Mercado residencial: hora de aquecer

Após sair de um mergulho profundo na crise econômica dos últimos anos, o setor residencial começa a respirar em 2019. É no que aposta o diretor da Empresa Brasileira de Estudos de Patrimônio – Embraesp, Reinaldo Fincatti.

Reinaldo explica que 2018 já foi um ano bem mais animador que 2017, fechando com um número de lançamentos acima do acumulado no ano anterior. O destaque do último ano veio depois das eleições, quando a ansiedade pelos resultados acalmou os ânimos e aqueceu o mercado.

A previsão é que 2019 comece a soprar para longe a fase difícil para o ramo dos imóveis, que vem buscando fôlego para ganhar terreno depois do boom de lançamentos um pouco antes de encarar o início da forte crise econômica que pegou o país, deixando muitos bons projetos sem saída e sem comprador.

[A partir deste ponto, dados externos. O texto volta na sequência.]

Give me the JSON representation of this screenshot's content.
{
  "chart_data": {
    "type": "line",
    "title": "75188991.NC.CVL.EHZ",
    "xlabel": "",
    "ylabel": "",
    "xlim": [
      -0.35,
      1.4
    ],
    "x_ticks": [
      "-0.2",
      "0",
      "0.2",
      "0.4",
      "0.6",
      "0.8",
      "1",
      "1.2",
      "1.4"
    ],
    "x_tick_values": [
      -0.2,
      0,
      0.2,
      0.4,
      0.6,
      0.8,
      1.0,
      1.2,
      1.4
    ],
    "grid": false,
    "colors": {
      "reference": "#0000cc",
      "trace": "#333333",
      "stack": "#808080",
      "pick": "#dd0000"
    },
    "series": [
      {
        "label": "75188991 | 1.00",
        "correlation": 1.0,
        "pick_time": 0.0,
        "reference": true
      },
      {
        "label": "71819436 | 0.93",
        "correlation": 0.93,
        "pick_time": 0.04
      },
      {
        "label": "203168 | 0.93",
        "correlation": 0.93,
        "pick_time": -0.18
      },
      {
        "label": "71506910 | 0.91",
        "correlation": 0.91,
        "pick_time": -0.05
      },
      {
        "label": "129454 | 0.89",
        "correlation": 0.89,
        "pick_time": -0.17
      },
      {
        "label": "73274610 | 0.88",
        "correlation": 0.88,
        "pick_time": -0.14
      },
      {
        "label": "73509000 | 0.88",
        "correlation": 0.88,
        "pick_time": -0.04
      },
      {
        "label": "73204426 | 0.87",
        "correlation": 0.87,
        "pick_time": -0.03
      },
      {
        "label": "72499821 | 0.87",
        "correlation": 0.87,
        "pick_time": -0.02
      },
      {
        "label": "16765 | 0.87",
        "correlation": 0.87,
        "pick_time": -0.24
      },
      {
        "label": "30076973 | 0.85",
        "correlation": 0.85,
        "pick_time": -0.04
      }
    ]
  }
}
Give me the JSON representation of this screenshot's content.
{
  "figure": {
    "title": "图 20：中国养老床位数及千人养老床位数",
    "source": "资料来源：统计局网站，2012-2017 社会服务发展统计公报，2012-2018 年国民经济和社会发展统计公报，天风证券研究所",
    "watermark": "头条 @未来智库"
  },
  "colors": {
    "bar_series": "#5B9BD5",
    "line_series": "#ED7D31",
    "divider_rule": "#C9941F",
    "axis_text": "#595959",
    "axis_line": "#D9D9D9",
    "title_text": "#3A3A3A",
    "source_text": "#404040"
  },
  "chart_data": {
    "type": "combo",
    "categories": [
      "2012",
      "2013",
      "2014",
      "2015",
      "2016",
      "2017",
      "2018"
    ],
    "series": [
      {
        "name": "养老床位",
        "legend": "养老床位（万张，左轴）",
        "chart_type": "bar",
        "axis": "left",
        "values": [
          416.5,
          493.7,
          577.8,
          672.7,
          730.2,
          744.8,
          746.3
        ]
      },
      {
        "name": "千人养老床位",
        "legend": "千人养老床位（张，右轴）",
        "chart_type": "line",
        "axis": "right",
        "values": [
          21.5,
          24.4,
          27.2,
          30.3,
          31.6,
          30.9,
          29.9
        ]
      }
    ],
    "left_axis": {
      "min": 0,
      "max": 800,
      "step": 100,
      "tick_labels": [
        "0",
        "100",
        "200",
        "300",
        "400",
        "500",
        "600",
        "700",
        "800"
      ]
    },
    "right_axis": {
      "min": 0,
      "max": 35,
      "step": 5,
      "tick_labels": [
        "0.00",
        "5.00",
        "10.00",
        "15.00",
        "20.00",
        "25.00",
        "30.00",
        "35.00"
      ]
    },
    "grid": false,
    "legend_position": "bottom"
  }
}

O efeito? Preços de imóveis despencando, estoques das construtoras elevados, deixando incorporadores e investidores de cabelo em pé.

A queixa foi a mesma: depois de 2015, o que se viu foi um mercado frio e imóveis desvalorizados. Quem queria vender, teve que se contentar com os preços bem mais baixos do que os reais valores e quem queria comprar, esperou o momento certo para fechar bons negócios.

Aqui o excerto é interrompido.